Vanilla Coconut Custard

  • 1 15oz Can Coconut Milk
  • 1/4 Cup Agave Nectar
  • Pinch of Sea Salt
  • 1 Vanilla Bean
  • 2 Tbsp Cornstarch

prep

INSTRUCTIONS: 



DONUTS: 



Preheat the air fryer to 375 for 5 minutes.  



In a large bowl, mix self-rising flour and vanilla yogurt until a dough forms. The dough will feel sticky. 



Melt butter in a pan. Scoop a heaping tablespoon of batter and dip in melted butter. Roll into a ball and arrange in air fryer. Repeat with remaining butter. Note: If air fryer does not contain a nonstick surface, line interior with parchment paper. Cook for 6 minutes or until golden. 



Place light brown sugar on a wide plate.
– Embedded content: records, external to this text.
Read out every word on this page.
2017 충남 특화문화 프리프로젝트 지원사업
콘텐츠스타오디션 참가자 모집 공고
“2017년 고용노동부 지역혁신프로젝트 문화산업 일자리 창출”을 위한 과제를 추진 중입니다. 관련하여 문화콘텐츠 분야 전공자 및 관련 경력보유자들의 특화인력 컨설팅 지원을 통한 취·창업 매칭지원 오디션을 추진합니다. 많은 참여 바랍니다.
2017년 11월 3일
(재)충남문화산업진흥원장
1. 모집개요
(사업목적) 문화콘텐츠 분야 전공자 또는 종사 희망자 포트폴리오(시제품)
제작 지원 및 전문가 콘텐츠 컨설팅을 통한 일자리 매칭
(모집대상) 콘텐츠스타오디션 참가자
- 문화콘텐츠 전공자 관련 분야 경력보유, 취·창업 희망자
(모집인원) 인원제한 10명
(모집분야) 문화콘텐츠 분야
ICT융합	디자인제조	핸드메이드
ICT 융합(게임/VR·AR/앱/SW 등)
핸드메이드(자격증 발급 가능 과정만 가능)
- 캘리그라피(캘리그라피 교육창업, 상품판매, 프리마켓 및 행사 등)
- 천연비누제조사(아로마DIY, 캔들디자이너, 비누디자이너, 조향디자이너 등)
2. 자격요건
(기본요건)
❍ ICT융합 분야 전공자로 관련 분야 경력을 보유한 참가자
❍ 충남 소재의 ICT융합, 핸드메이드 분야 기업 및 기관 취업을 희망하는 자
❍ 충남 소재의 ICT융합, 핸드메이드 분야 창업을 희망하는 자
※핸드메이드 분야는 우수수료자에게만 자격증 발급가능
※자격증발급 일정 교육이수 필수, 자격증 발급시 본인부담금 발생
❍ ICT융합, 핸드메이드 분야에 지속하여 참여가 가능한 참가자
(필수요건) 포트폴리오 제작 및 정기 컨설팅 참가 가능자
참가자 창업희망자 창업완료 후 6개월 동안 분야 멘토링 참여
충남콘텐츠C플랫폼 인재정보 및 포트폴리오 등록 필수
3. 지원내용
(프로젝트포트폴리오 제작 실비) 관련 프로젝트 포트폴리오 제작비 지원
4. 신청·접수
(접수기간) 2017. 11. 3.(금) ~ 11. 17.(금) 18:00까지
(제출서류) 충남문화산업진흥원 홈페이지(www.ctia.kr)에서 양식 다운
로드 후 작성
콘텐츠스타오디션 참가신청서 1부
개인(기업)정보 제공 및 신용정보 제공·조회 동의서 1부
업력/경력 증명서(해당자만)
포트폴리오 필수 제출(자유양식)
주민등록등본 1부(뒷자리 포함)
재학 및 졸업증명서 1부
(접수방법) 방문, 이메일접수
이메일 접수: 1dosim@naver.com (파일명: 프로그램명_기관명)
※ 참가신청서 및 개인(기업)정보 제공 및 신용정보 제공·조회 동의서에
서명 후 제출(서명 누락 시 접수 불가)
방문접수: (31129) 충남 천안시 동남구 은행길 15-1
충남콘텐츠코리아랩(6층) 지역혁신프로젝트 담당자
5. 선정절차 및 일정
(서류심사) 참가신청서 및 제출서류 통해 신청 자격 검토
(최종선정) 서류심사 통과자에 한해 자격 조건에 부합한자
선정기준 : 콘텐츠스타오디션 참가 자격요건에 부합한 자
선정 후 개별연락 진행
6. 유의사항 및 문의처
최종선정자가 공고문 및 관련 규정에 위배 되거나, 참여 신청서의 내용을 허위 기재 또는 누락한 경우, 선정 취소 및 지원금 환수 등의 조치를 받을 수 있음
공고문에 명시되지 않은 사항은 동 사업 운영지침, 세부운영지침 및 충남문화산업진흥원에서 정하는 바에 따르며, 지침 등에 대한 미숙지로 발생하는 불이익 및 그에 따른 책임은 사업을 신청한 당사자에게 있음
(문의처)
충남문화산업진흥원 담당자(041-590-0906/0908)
Dip cooked doughnut holes in remaining melted butter and roll in the brown sugar.



CUSTARD: 



Add coconut milk, agave nectar and pinch of sea salt into a wide pan. Split vanilla pod lengthwise and scrape seeds into coconut mixture. Bring mixture to a simmer and cook for 10 minutes.  



Dissolve cornstarch in ¼ cup water and stir into coconut mixture. Cook for an additional minute to allow the mixture to thicken. 



Serve with air-fryer donuts and raspberries.